1992 schloss ich das Neues Leben Seminar (nun TSR) ab. In Litauen wollten wir uns u.a. auf Medienarbeit konzentrieren. Einen passenden Hintergrund mit drei Semestern Kommunikationsdesign an der FH Wiesbaden hatte ich schon; es folgte noch ein halbes Jahr beim ERF in der Fernsehabteilung. Aber mit dem Schritt nach Litauen zögerte ich, schließlich hatte ich nie die Absicht so etwas wie Missionar zu werden.
Eine Evangelisationswoche in Kaunas im Sommer 1993 war da eine wichtige Entscheidungshilfe. Im Team von Evangelist Markus Pfeil von Neues Leben und einer Gruppe von jungen Mennoniten war ich mit dabei. Mit einer Baptistengemeinde der Stadt (die nun von Rimas Schwager Artūras geleitet wird) luden wir zu Abendveranstaltungen ein – und der Saal war immer gerammelt voll (s. Foto ganz oben). Auch Rima fand in diesen Augusttagen zu Jesus.
Zurückgekehrt entschloss ich mich, den Schritt nach Litauen zu wagen. Mitte November ging’s mit einem kleinen Lkw ins Baltikum, das wenig gastfreundlich empfing: dunkel, kalt und feucht. 1993 war ein wichtiges Jahr für Litauen: das erste Mal wurde ein Staatsoberhaupt gewählt, die nationale Währung Litas kam in den Umlauf, und die letzten Einheiten der Roten Armee zogen ab.
In den 90er Jahren blieb das Warenangebot dürftig, die Lebenshaltungskosten für uns Ausländer waren niedrig. Allerdings galt es so manche bürokratischen Hindernisse zu überwinden. Und die litauische Sprache stellte sich als harte Nuss heraus. Eine erste richtig kalte Dusche gab es schon 1994: die Zusammenarbeit mit dem oben genannten litauischen Werk scheiterte. Alles stand auf der Kippe. Wir machten uns vor Ort selbständig und gaben u.a. das christliche Journal „Prizmė“ heraus.
1997 heirateten Rima und ich. Zwischen 1998 und 2006 wurden in Šiauliai unsere vier Kinder geboren. Wir haben ihnen neben all der Arbeit viel Zeit gewidmet, was sich heute auszahlt: wir verstehen uns alle sehr gut und halten als Familie fest zusammen. Grundlage dafür ist auch der gemeinsame Glaube, der auch mit meiner Familie in Deutschland verbindet. Ihr Rückhalt über die vielen Jahre für mich bzw. uns ist wohl kaum zu überschätzen.

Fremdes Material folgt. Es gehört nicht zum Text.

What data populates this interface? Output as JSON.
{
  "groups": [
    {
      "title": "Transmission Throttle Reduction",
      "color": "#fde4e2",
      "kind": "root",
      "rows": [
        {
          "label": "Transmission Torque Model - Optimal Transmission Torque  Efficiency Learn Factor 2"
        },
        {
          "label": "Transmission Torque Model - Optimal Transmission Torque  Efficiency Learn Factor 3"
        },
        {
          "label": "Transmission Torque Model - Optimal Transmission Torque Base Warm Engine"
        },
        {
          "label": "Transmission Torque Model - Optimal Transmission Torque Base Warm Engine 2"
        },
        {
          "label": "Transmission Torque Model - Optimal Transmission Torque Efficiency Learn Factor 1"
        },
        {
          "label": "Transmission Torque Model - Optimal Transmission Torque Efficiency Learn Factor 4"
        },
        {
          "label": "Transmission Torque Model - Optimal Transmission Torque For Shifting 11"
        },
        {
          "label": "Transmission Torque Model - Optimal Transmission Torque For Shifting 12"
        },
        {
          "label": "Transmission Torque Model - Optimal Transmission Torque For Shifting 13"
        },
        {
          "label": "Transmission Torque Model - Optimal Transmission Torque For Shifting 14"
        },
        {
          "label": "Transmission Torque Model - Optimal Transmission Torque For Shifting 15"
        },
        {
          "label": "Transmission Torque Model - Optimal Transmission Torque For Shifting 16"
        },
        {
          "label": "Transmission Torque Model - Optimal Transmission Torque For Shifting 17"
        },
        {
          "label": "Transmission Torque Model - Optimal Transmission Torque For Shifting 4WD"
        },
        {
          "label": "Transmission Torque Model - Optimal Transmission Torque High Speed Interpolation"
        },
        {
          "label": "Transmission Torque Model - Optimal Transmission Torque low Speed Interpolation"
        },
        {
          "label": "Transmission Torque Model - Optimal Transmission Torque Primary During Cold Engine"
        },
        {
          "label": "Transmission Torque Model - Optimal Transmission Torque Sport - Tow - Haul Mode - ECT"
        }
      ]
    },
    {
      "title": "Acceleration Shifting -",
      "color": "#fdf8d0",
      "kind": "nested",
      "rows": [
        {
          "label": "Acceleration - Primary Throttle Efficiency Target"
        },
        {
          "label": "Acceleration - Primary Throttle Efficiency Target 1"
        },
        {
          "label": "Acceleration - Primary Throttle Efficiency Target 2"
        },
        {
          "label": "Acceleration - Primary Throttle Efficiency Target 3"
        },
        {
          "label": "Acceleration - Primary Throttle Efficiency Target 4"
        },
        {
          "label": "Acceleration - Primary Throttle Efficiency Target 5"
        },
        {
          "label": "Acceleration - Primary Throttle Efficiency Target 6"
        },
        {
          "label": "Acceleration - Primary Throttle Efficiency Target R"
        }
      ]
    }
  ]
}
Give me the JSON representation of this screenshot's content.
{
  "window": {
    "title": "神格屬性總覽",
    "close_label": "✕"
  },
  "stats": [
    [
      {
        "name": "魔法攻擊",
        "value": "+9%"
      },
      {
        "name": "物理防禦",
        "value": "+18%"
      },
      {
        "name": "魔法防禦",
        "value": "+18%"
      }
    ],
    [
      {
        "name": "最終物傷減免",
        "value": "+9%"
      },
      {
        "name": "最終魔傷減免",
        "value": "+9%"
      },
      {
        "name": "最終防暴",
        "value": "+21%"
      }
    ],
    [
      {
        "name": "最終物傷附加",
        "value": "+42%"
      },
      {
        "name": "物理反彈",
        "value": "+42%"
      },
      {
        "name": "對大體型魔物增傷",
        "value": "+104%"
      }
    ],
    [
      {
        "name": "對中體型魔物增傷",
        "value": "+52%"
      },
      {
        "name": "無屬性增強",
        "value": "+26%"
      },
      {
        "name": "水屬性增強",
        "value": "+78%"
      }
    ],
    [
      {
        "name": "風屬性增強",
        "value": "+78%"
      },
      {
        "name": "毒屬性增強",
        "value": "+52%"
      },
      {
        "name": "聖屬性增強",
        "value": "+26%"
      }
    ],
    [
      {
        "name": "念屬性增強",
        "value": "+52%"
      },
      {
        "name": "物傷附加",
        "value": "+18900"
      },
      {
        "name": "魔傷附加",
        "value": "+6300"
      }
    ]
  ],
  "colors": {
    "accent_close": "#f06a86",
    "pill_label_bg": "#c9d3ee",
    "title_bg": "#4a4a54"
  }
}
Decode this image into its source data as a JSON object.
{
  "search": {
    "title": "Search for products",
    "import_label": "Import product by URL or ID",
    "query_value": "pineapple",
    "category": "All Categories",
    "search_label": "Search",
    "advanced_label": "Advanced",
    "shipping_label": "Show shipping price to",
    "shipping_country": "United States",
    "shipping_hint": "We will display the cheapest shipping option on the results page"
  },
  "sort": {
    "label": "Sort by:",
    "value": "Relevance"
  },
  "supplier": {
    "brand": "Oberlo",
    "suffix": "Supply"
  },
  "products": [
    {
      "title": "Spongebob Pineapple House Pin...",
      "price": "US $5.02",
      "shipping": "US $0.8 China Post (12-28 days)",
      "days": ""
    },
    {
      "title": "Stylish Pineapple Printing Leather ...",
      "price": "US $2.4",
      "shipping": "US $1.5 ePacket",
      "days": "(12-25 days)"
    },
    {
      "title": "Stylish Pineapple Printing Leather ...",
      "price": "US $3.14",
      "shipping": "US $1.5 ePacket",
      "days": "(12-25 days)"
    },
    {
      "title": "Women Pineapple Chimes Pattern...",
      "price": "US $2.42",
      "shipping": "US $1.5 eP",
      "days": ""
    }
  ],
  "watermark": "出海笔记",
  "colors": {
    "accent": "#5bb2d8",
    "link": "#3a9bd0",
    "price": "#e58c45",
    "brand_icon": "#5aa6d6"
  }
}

Ende der 90er Jahre zog sich Neues Leben aus Litauen zurück; unsere Arbeit in Šiauliai wurde von einem anderem deutsch-internationalen Missionswerk übernommen. Aber es passte nicht zusammen, was nicht zusammen gehört: im Herbst 2001 wurde mir gekündigt. Eine bittere Erfahrung – und dieses Mal stand persönlich und familiär viel auf der Kippe. Bis heute bin ich dem damaligen Vorstand von Neues Leben dankbar, dass sie mich wieder unter die Fittiche nahmen und falschen Anschuldigungen nicht glaubten. Ohne im Land selbst direkt tätig zu sein, läßt mich das Werk seitdem gnädig mitlaufen, und so konnten wir unsere Arbeit in Litauen fortführen (seit 2018 bin ich arbeitsrechtlich Mitarbeiter der reformierten Kirche Litauens; alle Spenden für uns laufen aber weiter über Neues Leben).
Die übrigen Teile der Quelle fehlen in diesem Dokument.